Мудроу, оторвав взгляд от окна, посмотрел на араба, и как бы между прочим, словно зачитывая вслух прогноз погоды, произнес:

— Вам не избежать смерти. И причина вашей смерти — я. При вскрытии так и напишут: причина смерти — Стенли Мудроу.

— Вы не можете убить нас просто так. Мы — борцы за свободу, а не какие-то уголовники, — сказала Джейн.

Фраза прозвучала глупо, она и сама это поняла, но Мудроу все же ответил:

— Знаешь, как ты умрешь? Дуло одного пистолета я воткну тебе между ног, а другого — в твою задницу. И нажму на оба курка сразу. Затихнешь ты минут через сорок.

Нет другого места, с которого открывался бы такой прекрасный вид на Манхэттен, как с моста, соединяющего Бруклин и Куинс. Джонни Катаносу оставалось десять минут езды до дома, когда он въезжал на мост. Как и всякий, кто проезжает над узкой полоской чудовищно грязной воды под названием Ньютаун-Крик, он повернулся, чтобы еще раз полюбоваться небоскребами Манхэттена: над сталью и бетоном плыла тонкая дымка, и здания, закрывавшие собой солнце, казалось, парили в воздухе.

Но, глядя на все это, Джонни больше думал о том, что такая погода просто идеальна для той акции, которую они собирались осуществить. Еще несколько часов, и миссия «Американской красной армии» в Нью-Йорке будет завершена, а все потенциальные предатели, за исключением Музафера, уничтожены. В эту минуту до него не донеслось нетерпеливое дыхание Стенли Мудроу, стоявшего сейчас у окна их дома. Хотя как человек, замешанный во множестве преступлений, Катанос должен был быть настороже — слишком долго они работали на одном месте. Рано или поздно…

Он как бы развернул перед собой географическую карту… Может, податься на север? Поскольку лето вот-вот наступит, подойдет Миннеаполис. Или Портленд. Или Сиэтл. Правда, Музафер, наверное, предпочтет место с более привычным для себя климатом. Например, Хьюстон или, Боже сохрани, Нью-Орлеан. Впрочем, с ним можно договориться.

Посмеиваясь, Джонни пересек несколько рядов и направился к автостраде Лонг-Айленд, размышляя о том, как правильнее использовать оружие, которое у них оставалось. Докупать что-то еще опасно. Слишком опасно. Если дойдет до этого, Музаферу придется разделить участь его троих сподвижниц, сам он отправится куда-нибудь за границу. Но это потом. А пока и здесь можно поработать.

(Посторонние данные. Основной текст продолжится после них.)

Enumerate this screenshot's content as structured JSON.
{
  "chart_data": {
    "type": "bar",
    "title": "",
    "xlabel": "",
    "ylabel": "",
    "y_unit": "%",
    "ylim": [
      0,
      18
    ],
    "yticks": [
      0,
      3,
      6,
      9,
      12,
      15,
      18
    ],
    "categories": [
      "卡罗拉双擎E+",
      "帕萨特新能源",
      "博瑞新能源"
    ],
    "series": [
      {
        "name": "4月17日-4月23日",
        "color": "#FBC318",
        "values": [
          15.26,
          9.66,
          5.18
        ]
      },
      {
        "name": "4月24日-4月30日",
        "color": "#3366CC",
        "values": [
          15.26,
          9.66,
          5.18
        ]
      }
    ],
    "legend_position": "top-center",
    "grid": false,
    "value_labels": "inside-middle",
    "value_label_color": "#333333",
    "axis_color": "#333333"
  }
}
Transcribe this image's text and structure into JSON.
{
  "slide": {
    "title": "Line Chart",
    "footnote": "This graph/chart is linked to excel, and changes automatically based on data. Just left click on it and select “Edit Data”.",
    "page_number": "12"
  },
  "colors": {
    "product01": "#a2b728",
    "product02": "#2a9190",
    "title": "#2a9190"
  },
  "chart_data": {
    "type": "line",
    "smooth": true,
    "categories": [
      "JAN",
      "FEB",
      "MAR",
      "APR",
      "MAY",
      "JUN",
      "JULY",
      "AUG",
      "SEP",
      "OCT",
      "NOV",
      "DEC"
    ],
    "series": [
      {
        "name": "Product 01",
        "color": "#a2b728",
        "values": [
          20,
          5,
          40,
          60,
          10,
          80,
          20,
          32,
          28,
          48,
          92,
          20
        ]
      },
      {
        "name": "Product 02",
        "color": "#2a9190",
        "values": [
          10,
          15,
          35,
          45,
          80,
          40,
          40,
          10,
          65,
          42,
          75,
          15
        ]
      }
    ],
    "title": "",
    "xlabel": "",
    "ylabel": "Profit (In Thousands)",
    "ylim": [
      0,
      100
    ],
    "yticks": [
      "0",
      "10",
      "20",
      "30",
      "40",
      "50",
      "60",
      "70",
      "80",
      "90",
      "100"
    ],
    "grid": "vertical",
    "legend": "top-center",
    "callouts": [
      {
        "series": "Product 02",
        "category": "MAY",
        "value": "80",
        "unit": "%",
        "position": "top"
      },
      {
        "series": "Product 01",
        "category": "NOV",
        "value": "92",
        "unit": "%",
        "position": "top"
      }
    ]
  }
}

Скажем, у них есть дюжина маленьких «узи», которые легко спрятать под одеждой, — это на случай, если Музаферу достанет смелости ввязаться в ближний бой. Достаточно еще и пластиковых бомб, взрывающихся так эффектно, — наверняка в этом городе до сих пор помнят площадь Геральд. Но куда интереснее другая штуковина, которую делают американцы, — противопехотные мины. Те, что разлетаются на тысячи осколков. Если, скажем, подложить такие под сиденья на стадионе, производители протезов будут обеспечены работой на несколько лет вперед.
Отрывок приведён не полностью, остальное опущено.